Не привыкла обременять собой людей и стараюсь по возможности этого не делать, но там, в родблоке, в первый и последний раз в жизни, я отчаянно кричала от боли, не могла сдержать этот крик и вдобавок к физической боли мучилась еще и душевным дискомфортом, что напрягаю людей: неонатолог непроизвольно морщилась, специалист по экстренному кесареву сочувственно качал головой, анестезиолог показательно-безучастно смотрел в окно, акушерка, вытиравшая мне пот со лба, участливо спрашивала:
– Больно? Это хорошо. Значит, скоро родишь…
– Когда скоро? – уточняла я пересохшими губами.
– Потерпи, совсем скоро… Дать иконку?
– Не надо иконку, дайте обезболивающего, – обессиленно шепчу я и воспаленными глазами ищу взгляд анестезиолога.
Он продолжает смотреть в окно, хотя и точно чувствует мой прожигающий насквозь, молящий взгляд, и говорит будто не со мной:
– Оля, я не могу, я же объяснял. Ты же не хочешь навредить своему ребенку…
НЕ ХОЧУ. Я НЕ ХОЧУ НАВРЕДИТЬ СВОЕМУ РЕБЕНКУ. НО И УМЕРЕТЬ Я НЕ ХОЧУ. И ПЛАЧУ НАВЗРЫД.

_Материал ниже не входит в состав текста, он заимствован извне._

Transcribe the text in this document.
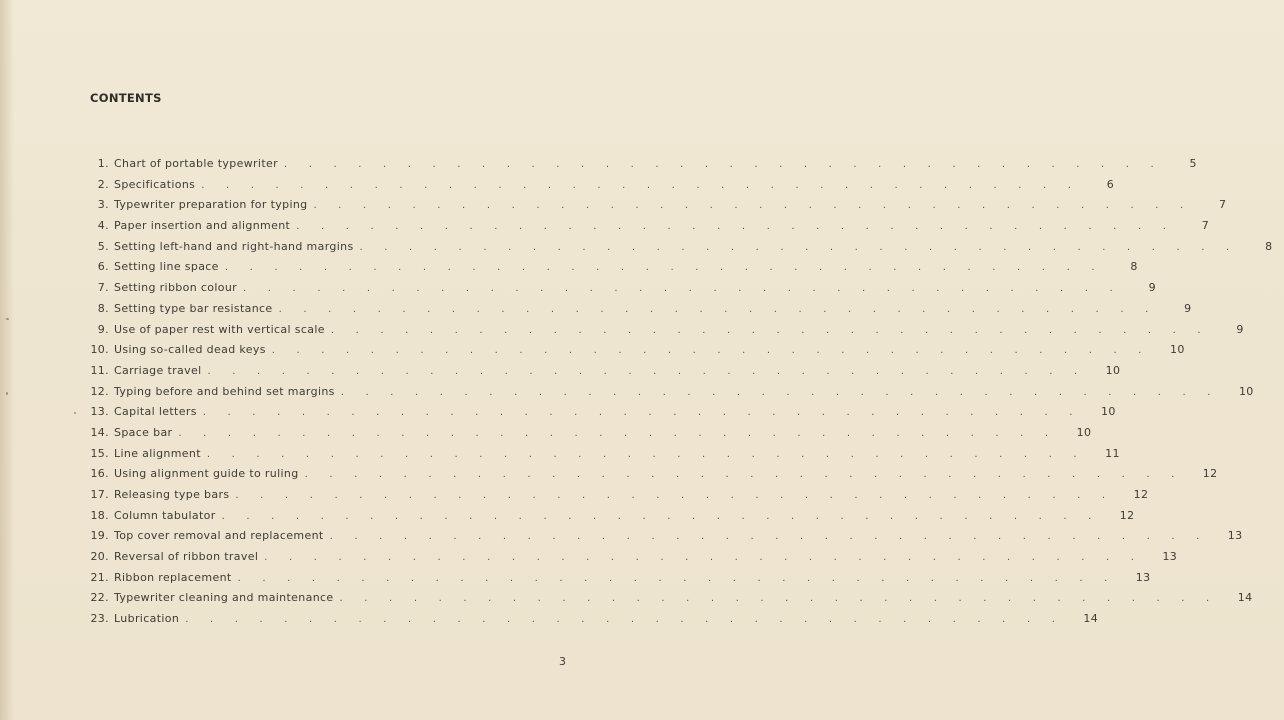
CONTENTS
1. Chart of portable typewriter . . . . . . . . . . . . . . . . . . . . . . . . . . . . . . . . . . . .	5
2. Specifications . . . . . . . . . . . . . . . . . . . . . . . . . . . . . . . . . . . .	6
3. Typewriter preparation for typing . . . . . . . . . . . . . . . . . . . . . . . . . . . . . . . . . . . .	7
4. Paper insertion and alignment . . . . . . . . . . . . . . . . . . . . . . . . . . . . . . . . . . . .	7
5. Setting left-hand and right-hand margins . . . . . . . . . . . . . . . . . . . . . . . . . . . . . . . . . . . .	8
6. Setting line space . . . . . . . . . . . . . . . . . . . . . . . . . . . . . . . . . . . .	8
7. Setting ribbon colour . . . . . . . . . . . . . . . . . . . . . . . . . . . . . . . . . . . .	9
8. Setting type bar resistance . . . . . . . . . . . . . . . . . . . . . . . . . . . . . . . . . . . .	9
9. Use of paper rest with vertical scale . . . . . . . . . . . . . . . . . . . . . . . . . . . . . . . . . . . .	9
10. Using so-called dead keys . . . . . . . . . . . . . . . . . . . . . . . . . . . . . . . . . . . .	10
11. Carriage travel . . . . . . . . . . . . . . . . . . . . . . . . . . . . . . . . . . . .	10
12. Typing before and behind set margins . . . . . . . . . . . . . . . . . . . . . . . . . . . . . . . . . . . .	10
13. Capital letters . . . . . . . . . . . . . . . . . . . . . . . . . . . . . . . . . . . .	10
14. Space bar . . . . . . . . . . . . . . . . . . . . . . . . . . . . . . . . . . . .	10
15. Line alignment . . . . . . . . . . . . . . . . . . . . . . . . . . . . . . . . . . . .	11
16. Using alignment guide to ruling . . . . . . . . . . . . . . . . . . . . . . . . . . . . . . . . . . . .	12
17. Releasing type bars . . . . . . . . . . . . . . . . . . . . . . . . . . . . . . . . . . . .	12
18. Column tabulator . . . . . . . . . . . . . . . . . . . . . . . . . . . . . . . . . . . .	12
19. Top cover removal and replacement . . . . . . . . . . . . . . . . . . . . . . . . . . . . . . . . . . . .	13
20. Reversal of ribbon travel . . . . . . . . . . . . . . . . . . . . . . . . . . . . . . . . . . . .	13
21. Ribbon replacement . . . . . . . . . . . . . . . . . . . . . . . . . . . . . . . . . . . .	13
22. Typewriter cleaning and maintenance . . . . . . . . . . . . . . . . . . . . . . . . . . . . . . . . . . . .	14
23. Lubrication . . . . . . . . . . . . . . . . . . . . . . . . . . . . . . . . . . . .	14
3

Схватки идут минута через минуту. Минута схватки кажется критически бесконечной. Минута отдыха кажется нереально быстротечной. Все плывет перед глазами, мне кажется, я теряю сознание.
Оказалось, так и было. Организм не справлялся с поставленной задачей, спасал себя принудительной, пограничной сну бессознательностью…
– Соберись! – строго рявкнула врач, похлопав меня мягкими холодными ладонями по горячечным щекам. – Остался последний рывок! Хорошие потуги, уже вот-вот… Давай! Давай! Давай! Умница! Ну вот и все…
– ВСЕ? – спросила я.
– ВСЕ! – сказала врач.
– Это хорошо, – сказала я и потеряла сознание. Последнее, что я слышала, уплывая в вязкий туман, – робкий писк моего новорожденного сына…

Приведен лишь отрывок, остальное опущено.